The server does not call any LLM. It is a pure prompt formatter — which keeps @gitwand/mcp dependency-free (no Anthropic SDK, no API key handling, no outbound HTTP). The agent's reply can then be fed to gitwand_apply_resolution (or gitwand_resolve_hunk_llm if you want validation gating) to write it back to disk.

How it works — the collaboration loop

GitWand handles the trivial conflicts (whitespace, same-change, non-overlapping inserts, value updates, generated files…). The agent handles the complex ones.
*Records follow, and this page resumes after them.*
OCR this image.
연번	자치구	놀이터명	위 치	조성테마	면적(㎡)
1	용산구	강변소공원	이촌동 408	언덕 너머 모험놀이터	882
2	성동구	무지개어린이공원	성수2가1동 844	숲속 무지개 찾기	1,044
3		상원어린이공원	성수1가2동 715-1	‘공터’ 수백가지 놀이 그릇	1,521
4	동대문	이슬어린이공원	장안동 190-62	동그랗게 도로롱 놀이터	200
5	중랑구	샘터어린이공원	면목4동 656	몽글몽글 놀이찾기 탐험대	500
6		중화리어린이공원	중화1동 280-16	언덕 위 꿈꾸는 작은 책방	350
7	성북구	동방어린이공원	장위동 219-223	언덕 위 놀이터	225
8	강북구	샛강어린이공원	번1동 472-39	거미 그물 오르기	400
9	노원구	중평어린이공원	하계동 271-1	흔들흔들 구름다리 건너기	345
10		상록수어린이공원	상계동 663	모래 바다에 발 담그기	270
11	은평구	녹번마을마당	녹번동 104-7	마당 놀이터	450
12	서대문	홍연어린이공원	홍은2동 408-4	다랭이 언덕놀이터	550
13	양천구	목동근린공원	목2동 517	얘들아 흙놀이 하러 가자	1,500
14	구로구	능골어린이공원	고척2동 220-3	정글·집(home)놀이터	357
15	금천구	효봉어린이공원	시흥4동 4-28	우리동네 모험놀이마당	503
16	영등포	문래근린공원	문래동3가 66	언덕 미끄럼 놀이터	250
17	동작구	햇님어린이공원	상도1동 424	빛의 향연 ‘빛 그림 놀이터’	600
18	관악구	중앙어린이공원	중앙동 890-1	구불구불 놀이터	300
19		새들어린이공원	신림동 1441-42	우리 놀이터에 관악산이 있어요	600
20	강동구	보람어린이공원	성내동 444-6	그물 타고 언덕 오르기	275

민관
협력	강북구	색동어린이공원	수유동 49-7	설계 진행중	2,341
  1. Agent calls gitwand_preview_merge → sees risk level + how many conflicts GitWand can handle alone.
  2. Agent calls gitwand_resolve_conflicts → GitWand resolves the easy hunks and returns pendingHunks for the rest.
  3. For each pending hunk, the agent reads ours/theirs/base from the response and decides.
  4. Agent calls gitwand_apply_resolution with its chosen content — the file is written.

Resolution patterns

GitWand only auto-resolves when it's certain. The engine tags each hunk with a pattern and a composite confidence score (0–100):

  • same_change — identical edit on both sides (certain)
  • one_side_change — only one branch touched the block (certain)
  • non_overlapping — additions in different locations (high)
  • whitespace_only — same logic, different indentation (high)
  • reorder_only — pure permutation (high)
  • insertion_at_boundary — pure insertions, base intact (high)
  • value_only_change — scalar updated on one side (medium)
  • generated_file — path matches a known generated-file pattern (high)
  • complex — overlapping edits — never auto-resolved

Format-aware resolvers (JSON, Markdown, YAML, Vue SFC, lockfiles) kick in before pure text matching.

Configuration

Drop a .gitwandrc at the repo root to tune policies:

{
  "policy": "prefer-merge",
  "patternOverrides": {
    "*.lock": "prefer-theirs",
    "CHANGELOG.md": "prefer-ours"
  },
  "generatedFiles": ["src/generated/**", "**/*.pb.ts"]
}

Policies: prefer-ours, prefer-theirs, prefer-safety, prefer-merge, strict.

Also available

  • @gitwand/cli — same engine, command-line interface for terminals and CI pipelines.
  • GitWand desktop app — full Git client with built-in resolution, merge preview, and inline code review.